Unlike rodents and similar therians, multituberculates had a palinal jaw stroke (front-to-back), instead of a propalinal (back-to-front) or transverse (side-to-side) one; as a consequence, their jaw musculature and cusp orientation is radically different. Palinal jaw strokes are almost entirely absent in modern mammals (with the possible exception of the dugong), but are also present in haramiyidans, argyrolagoideans and tritylodontids, the former historically united with multituberculates on that basis. Multituberculate mastication is thought to have operated in a two stroke cycle: first, food held in place by the last upper premolar was sliced by the bladelike lower pre-molars as the dentary moved orthally (upward). Then the lower jaw moved palinally, grinding the food between the molar cusp rows.

The structure of the pelvis in the Multituberculata suggests that they gave birth to tiny helpless, underdeveloped young, similar to modern marsupials, such as kangaroos. However, a 2022 study reveals that they might actually have had long gestation periods like placentals. However, in 2024, all Allotheria (including multituberculates) fell outside the crown group of Mammalia, implying that cimolodonts developed placental-like gestation (and viviparity in general) independently, rather than multituberculates and therians having a common viviparous ancestor.

At least two lineages developed hypsodonty, in which tooth enamel extends beyond the gumline: lambdopsalid taeniolabidoideans and sudamericid gondwanatheres.

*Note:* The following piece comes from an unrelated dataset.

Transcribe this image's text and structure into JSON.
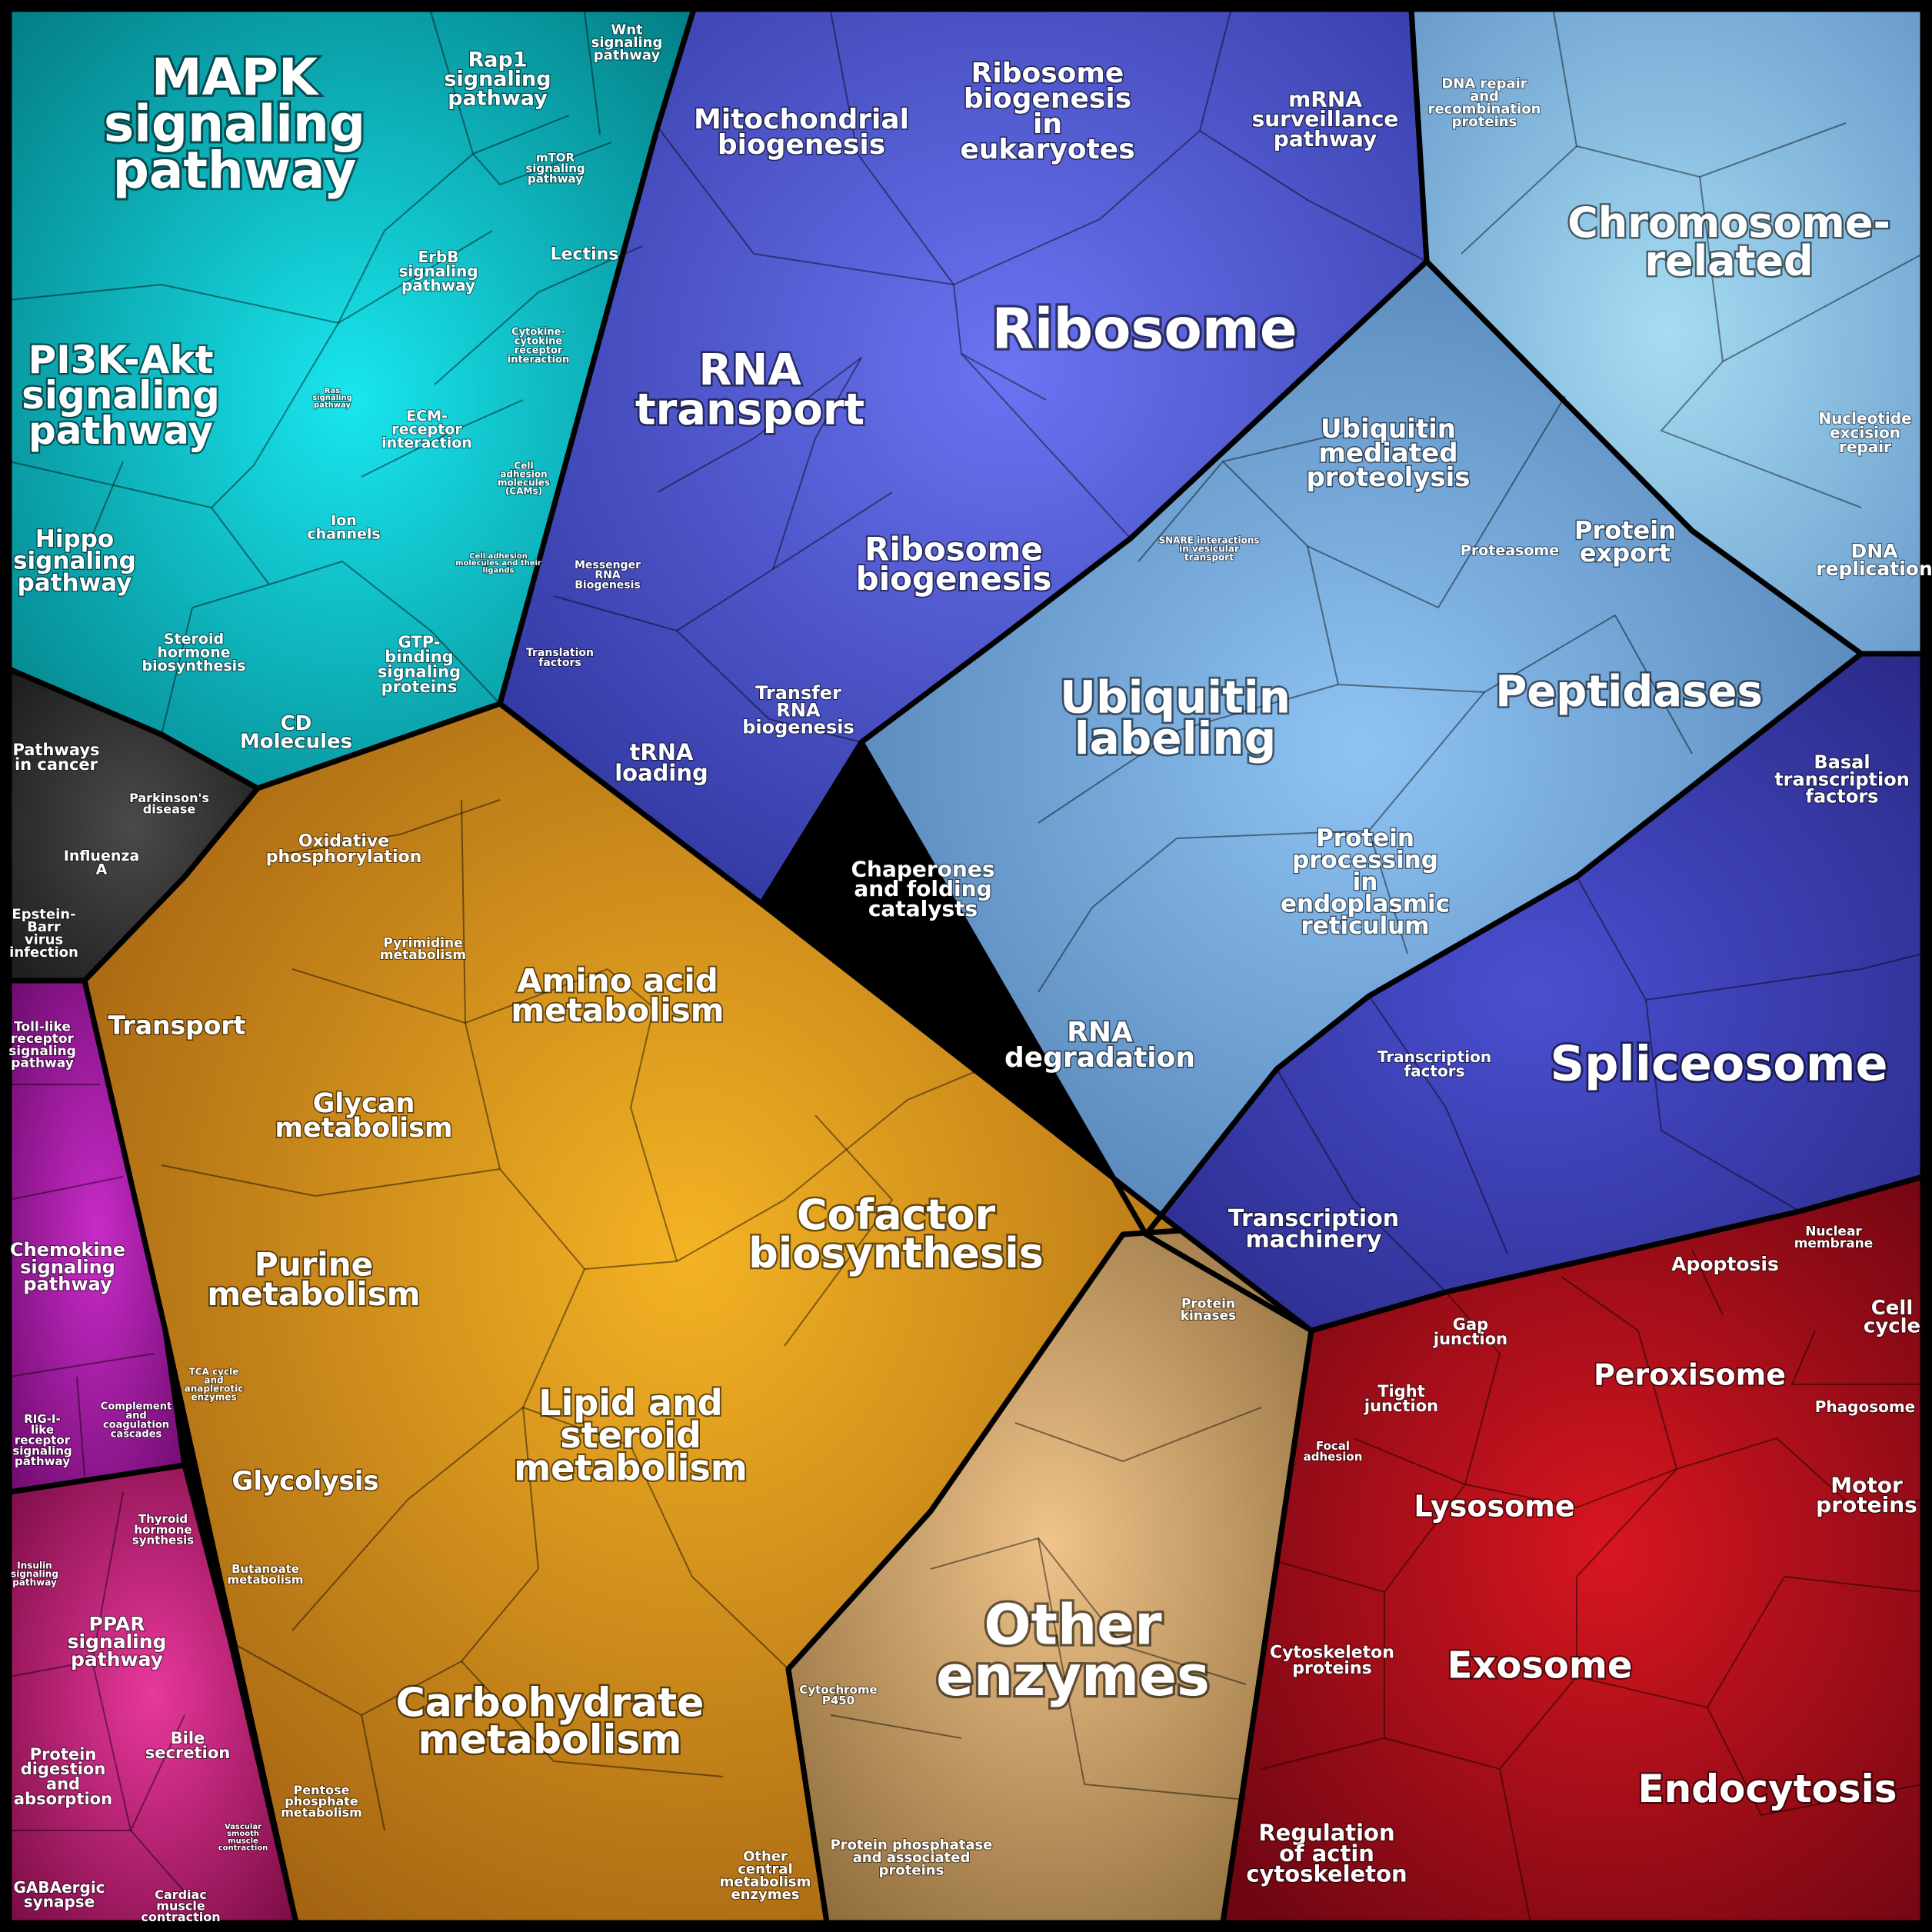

Studies published in 2018 demonstrated that multituberculates had relatively complex brains, some braincase regions even absent in therian mammals.

Multituberculates first appear in the fossil record during the Jurassic period, and then survived and even dominated for over one hundred million years, longer than any other order of mammaliforms, including placental mammals. The earliest known multituberculates are from the Middle Jurassic (Bathonian ~166-168 million years ago) of England and Russia, including Hahnotherium and Kermackodon from the Forest Marble Formation of England, and Tashtykia and Tagaria from the Itat Formation of Russia. These forms are only known from isolated teeth, which bear close similarity to those of euharamyidans, which they are suspected to be closely related to. During the Late Jurassic and Early Cretaceous, basal multituberculates, collectively grouped into the paraphyletic "Plagiaulacida", were abundant and widespread across Laurasia (including Europe, Asia and North America). During the Aptian stage of the Early Cretaceous, the advanced subgroup Cimolodonta appeared in North America, characterised by a reduced number of lower premolars, with a blade-like lower fourth premolar. By the early Late Cretaceous (Cenomanian) Cimolodonta had replaced all other multituberculate lineages.

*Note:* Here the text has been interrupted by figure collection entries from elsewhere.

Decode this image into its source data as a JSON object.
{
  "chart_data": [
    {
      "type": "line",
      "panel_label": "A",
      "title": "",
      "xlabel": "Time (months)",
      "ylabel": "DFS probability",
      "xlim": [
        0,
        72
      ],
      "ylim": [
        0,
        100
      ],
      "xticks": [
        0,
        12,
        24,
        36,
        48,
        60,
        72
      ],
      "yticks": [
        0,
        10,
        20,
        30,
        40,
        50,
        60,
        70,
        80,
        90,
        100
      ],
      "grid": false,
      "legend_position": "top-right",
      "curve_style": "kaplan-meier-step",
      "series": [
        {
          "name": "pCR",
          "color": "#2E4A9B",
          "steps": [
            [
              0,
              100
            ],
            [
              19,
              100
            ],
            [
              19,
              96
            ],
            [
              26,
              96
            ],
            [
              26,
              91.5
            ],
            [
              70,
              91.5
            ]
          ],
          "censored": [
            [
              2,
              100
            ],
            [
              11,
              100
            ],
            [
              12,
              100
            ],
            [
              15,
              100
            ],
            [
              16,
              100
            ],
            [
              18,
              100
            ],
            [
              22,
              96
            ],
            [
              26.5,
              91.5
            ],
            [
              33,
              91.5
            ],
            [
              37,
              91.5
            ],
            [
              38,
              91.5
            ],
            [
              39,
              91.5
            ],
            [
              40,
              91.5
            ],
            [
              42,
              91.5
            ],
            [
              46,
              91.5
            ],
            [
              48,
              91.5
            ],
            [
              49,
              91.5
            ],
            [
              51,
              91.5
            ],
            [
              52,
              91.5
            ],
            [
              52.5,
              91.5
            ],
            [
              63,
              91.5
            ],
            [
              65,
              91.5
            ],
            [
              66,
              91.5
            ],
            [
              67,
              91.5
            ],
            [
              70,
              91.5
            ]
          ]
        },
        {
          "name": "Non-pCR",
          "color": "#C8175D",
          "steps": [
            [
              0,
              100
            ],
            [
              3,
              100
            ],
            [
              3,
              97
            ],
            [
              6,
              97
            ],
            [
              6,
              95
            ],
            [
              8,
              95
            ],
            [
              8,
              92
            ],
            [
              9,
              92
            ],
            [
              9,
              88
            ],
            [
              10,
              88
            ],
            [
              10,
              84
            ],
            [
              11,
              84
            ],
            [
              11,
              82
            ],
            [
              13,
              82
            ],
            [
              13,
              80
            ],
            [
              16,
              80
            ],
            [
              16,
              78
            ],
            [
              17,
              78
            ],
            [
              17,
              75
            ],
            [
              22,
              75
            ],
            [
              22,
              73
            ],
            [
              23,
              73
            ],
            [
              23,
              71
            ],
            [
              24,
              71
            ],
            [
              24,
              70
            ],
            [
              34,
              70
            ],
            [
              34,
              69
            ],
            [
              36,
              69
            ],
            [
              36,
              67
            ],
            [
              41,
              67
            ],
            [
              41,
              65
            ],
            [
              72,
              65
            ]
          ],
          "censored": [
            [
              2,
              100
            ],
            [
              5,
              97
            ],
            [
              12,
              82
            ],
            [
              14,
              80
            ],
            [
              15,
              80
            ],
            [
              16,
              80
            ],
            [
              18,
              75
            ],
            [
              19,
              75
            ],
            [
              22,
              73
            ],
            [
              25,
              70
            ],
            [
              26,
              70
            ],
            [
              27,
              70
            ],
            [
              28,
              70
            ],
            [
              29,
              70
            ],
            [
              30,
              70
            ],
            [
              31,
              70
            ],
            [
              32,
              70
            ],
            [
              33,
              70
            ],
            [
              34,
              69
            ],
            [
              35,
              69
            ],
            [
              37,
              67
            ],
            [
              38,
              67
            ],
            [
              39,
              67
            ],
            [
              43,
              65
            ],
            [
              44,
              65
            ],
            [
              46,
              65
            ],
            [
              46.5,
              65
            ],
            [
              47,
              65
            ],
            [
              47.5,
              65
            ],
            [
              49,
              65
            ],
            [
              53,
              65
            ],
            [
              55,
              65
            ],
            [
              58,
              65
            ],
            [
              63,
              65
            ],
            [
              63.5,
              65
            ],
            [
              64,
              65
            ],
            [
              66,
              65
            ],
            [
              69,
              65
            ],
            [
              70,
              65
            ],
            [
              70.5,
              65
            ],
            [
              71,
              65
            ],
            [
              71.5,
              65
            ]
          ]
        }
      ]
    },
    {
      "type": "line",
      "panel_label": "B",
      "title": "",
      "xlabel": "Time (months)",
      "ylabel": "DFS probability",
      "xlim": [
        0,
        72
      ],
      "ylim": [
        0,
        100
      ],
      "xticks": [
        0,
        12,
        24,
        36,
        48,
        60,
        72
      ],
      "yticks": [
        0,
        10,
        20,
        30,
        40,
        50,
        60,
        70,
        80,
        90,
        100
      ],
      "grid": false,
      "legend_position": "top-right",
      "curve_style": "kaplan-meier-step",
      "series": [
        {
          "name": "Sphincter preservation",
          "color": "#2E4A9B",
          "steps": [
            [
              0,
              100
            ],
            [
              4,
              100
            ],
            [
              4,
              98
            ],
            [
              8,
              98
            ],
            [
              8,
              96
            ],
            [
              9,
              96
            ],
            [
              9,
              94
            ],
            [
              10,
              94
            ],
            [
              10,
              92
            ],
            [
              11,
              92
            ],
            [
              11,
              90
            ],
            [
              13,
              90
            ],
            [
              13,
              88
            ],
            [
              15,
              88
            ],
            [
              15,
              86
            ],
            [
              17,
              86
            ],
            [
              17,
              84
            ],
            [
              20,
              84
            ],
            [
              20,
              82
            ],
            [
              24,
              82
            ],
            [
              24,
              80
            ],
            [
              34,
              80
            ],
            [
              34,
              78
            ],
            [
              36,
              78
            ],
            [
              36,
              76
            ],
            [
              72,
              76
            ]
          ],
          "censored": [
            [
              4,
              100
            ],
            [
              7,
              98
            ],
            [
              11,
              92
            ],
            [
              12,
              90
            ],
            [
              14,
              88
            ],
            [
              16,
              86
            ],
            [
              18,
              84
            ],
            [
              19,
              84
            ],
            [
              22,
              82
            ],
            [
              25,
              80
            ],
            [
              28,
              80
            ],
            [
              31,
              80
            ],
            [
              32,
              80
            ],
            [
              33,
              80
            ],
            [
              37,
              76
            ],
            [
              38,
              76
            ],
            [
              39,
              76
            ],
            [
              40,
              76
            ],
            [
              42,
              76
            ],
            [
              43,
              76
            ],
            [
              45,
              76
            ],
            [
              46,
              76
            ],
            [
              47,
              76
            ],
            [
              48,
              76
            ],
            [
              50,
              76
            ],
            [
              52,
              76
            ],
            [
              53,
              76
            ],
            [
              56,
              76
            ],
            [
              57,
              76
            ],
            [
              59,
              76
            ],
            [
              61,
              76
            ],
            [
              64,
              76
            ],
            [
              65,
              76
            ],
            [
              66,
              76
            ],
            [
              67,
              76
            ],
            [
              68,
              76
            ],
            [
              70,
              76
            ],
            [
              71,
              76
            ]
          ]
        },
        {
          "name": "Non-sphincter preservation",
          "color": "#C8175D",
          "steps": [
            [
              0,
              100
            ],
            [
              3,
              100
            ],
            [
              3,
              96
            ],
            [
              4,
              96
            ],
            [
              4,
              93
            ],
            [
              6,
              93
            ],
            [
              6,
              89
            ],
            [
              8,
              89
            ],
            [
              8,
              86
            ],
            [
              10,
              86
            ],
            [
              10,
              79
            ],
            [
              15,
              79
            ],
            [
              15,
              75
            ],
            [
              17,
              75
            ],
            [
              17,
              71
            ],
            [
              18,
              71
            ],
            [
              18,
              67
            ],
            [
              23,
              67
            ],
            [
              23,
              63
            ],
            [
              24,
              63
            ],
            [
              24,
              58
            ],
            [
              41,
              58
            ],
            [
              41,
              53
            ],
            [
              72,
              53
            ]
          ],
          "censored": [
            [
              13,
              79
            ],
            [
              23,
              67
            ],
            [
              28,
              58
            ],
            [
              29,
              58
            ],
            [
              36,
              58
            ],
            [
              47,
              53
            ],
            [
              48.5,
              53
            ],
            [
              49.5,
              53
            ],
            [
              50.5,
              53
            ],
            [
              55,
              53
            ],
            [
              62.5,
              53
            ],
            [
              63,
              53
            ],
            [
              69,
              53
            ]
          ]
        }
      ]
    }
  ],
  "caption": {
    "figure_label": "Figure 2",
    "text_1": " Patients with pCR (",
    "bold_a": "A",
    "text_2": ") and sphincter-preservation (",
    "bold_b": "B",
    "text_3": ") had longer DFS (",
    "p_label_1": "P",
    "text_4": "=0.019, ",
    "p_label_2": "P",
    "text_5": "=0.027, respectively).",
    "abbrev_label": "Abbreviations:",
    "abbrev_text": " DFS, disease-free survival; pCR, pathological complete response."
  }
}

During the Late Cretaceous, multituberculates experienced an adaptive radiation, corresponding with a shift towards herbivory. Multituberculates reached their peak diversity during the early Paleocene, shortly after the Cretaceous–Paleogene extinction event, but declined from the mid Paleocene onwards, likely due to competition with placental mammals such as rodents and ungulates. The group finally became extinct in the Late Eocene.